Where is my solution wrong for this geometry problem?

Question

2003/4 British Mathematical Olympiad Round 1 Q.2 : "$ABCD$ is a rectangle, $P$ is the midpoint of $AB$, and $Q$ is the point on $PD$ such that $CQ$ is perpendicular to $PD$. Prove that the triangle $BQC$ is isosceles."

My approach: By adding the two equations of Pythagorean theorem of triangle $DQC$ and $PQC$, and taking $DQ = PD - PQ$, we get $CQ^2 = (AB^2 - 2\cdot PQ^2 +2\cdot PD\cdot PQ)/2$.

Now by equation $(-\cos DPA) = \cos QPB = (-AB/2\cdot PD) = [PQ^2 + \{(AB^2)/4\} - BQ^2]/AB\cdot PQ$ (by cosine law in triangle $QPB$)

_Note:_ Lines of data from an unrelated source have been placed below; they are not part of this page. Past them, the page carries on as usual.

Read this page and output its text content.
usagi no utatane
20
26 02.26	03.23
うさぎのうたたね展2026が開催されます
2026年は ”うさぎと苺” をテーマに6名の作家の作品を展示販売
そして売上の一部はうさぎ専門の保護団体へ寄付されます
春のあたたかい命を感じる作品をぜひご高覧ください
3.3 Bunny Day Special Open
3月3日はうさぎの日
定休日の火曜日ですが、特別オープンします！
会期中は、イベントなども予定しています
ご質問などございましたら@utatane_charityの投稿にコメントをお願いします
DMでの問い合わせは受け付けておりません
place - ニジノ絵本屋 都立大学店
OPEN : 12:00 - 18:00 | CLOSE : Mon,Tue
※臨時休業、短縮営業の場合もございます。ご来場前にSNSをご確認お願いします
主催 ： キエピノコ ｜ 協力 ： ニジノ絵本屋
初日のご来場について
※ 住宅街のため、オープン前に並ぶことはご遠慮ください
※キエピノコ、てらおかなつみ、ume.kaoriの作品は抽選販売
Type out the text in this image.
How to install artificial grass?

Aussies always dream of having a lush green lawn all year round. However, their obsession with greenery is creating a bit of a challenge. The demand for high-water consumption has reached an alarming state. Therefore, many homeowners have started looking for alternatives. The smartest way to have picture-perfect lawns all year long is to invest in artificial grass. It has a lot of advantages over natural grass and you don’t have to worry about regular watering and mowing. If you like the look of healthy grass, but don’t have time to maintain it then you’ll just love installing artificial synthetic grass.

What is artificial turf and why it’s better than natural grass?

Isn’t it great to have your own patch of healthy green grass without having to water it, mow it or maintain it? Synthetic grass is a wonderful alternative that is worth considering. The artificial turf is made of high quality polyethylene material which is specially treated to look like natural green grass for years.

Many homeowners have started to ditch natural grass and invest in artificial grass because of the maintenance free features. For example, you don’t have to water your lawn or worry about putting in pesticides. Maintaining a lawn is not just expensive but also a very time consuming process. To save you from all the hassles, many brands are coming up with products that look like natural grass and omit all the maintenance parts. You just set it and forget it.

So we get $BQ^2 = [PQ^2 + \{(AB^2)/4\} + \{AB^2\cdot PQ/2\cdot PD\}]$

But I am not able to show $BQ^2 = CQ^2$.

I would like to have some hints and know about other approaches to solve this problem.

Thank you.

Answer 1

This will be of help to you !! https://artofproblemsolving.com/wiki/index.php?title=Olympiad_Archive

Answer 2

The way without trigonometry and the Pythagoras's theorem:

Let $\measuredangle PDA=\alpha$.

Thus, since $PBCQ$ is cyclic, we obtain: $$\measuredangle BCQ=\measuredangle BCP+\measuredangle PCQ=\alpha+90^{\circ}-2\alpha=90^{\circ}-\alpha=\measuredangle BQC$$ and we are done!